The US and China agreed on Wednesday to launch negotiations to forge a bilateral investment treaty and inked a 10-year accord to achieve energy security, officials said.
The agreements were announced at the end of two days of high level talks, described as “productive” by US Treasury Secretary Henry Paulson and Chinese Vice Premier Wang Qishan (王岐山), who led their Cabinet teams to the meeting.
Paulson and Wang signed an energy and environment cooperation framework, in which both governments will engage businesses, academics and leading research facilities to participate in joint projects, including commercialization of new technology.
“We seek energy security, which is so vital to our economic security,” Paulson said at a ceremony in Washington marking the end of the US-China Strategic Economic Dialogue in Annapolis, Maryland.
Wang said further discussions were needed to reach “common ground” on specific details of the energy accord, indicating that the world’s two largest polluters and importers of oil had still not ironed out differences despite six months of talks to reach a wholesome agreement.
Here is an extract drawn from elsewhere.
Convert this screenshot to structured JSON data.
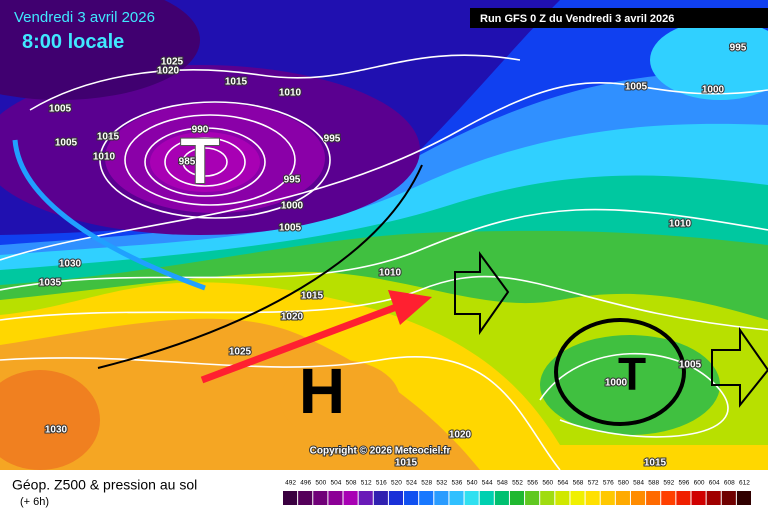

Negotiations for the bilateral investment treaty are to begin soon, aimed at promoting open markets, fair treatment for businesses, transparency and the rule of law, officials said.
“The conclusion of a bilateral investment treaty [BIT] would send a strong signal that our two nations welcome investment and will treat each other’s investors in a fair and transparent manner,” Paulson said.
He said the US would push for a “comprehensive” investment treaty, providing legal protection for all economic sectors.
Several rounds of negotiations are expected to be convened before the next twice-yearly dialogue is convened in December.
The US negotiates such investment treaties on the basis of a model text “which contain very high standards of investor protection and we are going to take the same approach in this case,” a US administration official said.
US officials acknowledged that the negotiations were going to be difficult and might not be completed before US President George W. Bush leaves office in January.
“It will be remarkable to conclude one of these negotiations in less than a year but in terms of our experience, a lot depends on the degree of progress that we are making in the negotiations,” said another US official.
“This is not going to be something that is driven by the political calendar but by substance ... We would anticipate that if it were to go into the next administration, we would continue just as hard and the momentum will continue into 2009,” the official said.
Democratic presidential candidate Barack Obama has pledged to review the country’s free trade policies if he wins the presidential elections in November.
Free-trade agreements that have been signed with Panama, Colombia and South Korea are still languishing in Congress.
Bilateral investment treaties are typically less controversial than free trade agreements and easier to pass since they only need US Senate approval, business leaders said.
US business groups welcomed the move to pursue an investment treaty but Congressional leaders, many of whom are not happy with the pace of reforms in China, were not impressed by the results of the twice-yearly dialogue.
“If this were the Olympics, the talks would have a few bronze medals — but unfortunately, no silvers or golds,” said US Senate finance committee chairman Max Baucus, a Democrat from farm-rich Montana.
Wang and other Chinese Cabinet ministers, who met Bush on Wednesday, were to hold talks with leaders from the US Congress yesterday.